There’s nothing in that assertion to explain contemporary French politics or society, but it’s a part of the picture that watching the World Cup for 44 years expands for one particular observer who isn’t bogged down by the comings and goings of domestic football. Even as an American, the United States is never a team I have been interested in. It was nice, actually, to have them not qualifying, and avoid the media onslaught of footballing mediocrity match-by-match until the inevitable early elimination. The World Cup is a good way to not be reminded regularly of America—especially important when it is Trump’s America—to imagine a world happy and occupied and thriving without it.
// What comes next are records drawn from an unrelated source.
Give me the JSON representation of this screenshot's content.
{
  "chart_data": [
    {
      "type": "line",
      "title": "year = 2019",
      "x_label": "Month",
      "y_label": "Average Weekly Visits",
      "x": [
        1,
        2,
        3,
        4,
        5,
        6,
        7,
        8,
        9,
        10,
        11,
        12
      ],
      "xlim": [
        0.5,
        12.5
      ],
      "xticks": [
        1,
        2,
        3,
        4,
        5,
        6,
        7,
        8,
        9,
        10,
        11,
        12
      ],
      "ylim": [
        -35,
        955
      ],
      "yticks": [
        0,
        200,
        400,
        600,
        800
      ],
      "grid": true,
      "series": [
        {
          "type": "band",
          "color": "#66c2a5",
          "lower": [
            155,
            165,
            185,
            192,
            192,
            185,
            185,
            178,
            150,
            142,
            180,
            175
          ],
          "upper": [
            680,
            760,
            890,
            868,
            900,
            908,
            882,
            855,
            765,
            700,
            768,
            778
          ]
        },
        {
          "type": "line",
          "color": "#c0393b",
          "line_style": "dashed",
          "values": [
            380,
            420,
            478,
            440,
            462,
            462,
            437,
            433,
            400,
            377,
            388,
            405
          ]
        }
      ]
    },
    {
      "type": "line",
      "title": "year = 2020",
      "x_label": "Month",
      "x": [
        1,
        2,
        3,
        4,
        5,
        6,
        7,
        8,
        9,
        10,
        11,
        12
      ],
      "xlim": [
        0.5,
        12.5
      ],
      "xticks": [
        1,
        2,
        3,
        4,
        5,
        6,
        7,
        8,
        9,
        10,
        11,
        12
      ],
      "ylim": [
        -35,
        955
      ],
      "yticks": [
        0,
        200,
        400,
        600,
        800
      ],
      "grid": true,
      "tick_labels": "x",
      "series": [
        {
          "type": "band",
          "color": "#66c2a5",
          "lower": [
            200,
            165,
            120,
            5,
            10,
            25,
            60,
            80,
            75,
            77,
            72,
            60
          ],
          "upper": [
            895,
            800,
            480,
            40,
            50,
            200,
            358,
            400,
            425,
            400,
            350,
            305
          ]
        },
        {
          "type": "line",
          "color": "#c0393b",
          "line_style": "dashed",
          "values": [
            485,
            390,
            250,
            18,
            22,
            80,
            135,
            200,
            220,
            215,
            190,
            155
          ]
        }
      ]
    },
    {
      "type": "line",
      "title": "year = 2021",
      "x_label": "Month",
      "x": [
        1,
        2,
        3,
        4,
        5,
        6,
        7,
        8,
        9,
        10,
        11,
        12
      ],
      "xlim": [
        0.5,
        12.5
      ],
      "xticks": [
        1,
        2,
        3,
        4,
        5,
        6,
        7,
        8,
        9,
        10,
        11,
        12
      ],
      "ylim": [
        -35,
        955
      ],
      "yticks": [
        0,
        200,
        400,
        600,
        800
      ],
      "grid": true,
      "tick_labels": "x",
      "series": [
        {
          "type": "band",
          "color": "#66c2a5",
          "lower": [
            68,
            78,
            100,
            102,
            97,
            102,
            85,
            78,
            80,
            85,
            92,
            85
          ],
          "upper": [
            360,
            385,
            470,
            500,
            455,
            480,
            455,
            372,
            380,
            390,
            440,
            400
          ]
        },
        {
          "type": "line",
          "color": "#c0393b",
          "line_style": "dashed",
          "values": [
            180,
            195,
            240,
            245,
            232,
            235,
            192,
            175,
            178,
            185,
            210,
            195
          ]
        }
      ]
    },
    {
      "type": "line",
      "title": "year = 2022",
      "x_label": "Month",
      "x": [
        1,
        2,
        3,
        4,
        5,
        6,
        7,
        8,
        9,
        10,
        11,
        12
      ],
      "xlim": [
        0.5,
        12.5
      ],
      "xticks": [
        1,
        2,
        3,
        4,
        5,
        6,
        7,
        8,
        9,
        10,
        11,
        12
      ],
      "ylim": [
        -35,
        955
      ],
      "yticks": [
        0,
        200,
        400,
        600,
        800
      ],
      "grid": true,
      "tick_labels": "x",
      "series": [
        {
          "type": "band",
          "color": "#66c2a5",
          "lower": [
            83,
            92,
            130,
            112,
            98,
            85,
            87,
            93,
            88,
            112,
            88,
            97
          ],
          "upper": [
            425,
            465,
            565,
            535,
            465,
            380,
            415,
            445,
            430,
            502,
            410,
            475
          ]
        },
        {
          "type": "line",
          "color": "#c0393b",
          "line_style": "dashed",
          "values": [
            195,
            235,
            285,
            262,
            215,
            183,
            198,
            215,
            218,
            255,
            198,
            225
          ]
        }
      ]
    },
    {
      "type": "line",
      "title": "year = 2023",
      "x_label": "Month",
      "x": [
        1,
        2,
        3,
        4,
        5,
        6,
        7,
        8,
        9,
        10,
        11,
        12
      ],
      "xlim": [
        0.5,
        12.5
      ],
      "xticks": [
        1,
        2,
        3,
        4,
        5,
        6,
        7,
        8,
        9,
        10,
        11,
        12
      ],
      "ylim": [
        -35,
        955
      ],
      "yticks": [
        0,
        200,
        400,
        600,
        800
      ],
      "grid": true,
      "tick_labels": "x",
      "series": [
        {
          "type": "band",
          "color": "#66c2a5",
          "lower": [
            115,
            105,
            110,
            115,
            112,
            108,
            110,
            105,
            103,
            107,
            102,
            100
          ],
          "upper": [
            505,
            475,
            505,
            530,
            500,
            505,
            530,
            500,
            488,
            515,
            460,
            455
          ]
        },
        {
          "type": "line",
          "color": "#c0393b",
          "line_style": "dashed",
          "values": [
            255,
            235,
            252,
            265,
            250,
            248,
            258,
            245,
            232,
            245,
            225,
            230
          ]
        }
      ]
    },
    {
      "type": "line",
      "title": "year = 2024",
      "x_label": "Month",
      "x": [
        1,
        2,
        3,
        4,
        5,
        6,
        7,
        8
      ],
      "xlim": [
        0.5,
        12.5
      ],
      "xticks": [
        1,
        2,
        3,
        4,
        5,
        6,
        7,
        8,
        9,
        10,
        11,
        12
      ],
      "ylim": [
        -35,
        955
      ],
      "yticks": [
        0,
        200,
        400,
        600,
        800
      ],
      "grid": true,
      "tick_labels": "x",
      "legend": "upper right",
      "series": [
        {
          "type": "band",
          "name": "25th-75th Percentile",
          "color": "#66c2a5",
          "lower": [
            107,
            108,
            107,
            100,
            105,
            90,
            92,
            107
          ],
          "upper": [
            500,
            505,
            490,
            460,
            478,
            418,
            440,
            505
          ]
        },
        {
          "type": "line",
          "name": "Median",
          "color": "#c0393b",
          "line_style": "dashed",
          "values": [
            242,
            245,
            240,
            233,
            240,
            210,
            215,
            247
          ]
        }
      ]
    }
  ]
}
Watching the World Cup in America, on American television, I haven’t had quite that privilege. But I live in Cambridge, Massachusetts, where the men in the pubs and restaurants watching matches are half my age, bearded, tattooed and hip, like the players on the field, sporting Arsenal or Paris St. Germain jerseys. Following European football closely throughout the year, they are the real fans, the better fans, the more patient and focused fans. Besides knowing more, they remember more than I do, but my memory is longer. I have something on them, after all. As global hipsters, they may get to be in Paris for fun and dancing when les bleues win it all, but I got to be a boy in a small country when the national team lost it all, two Cups in a row, 1974 and 1978, each time to the host. I got lasting character—didn’t I?—they, merely ambient pleasure. If the World Cup didn’t break your heart at least once in early life, you didn’t live.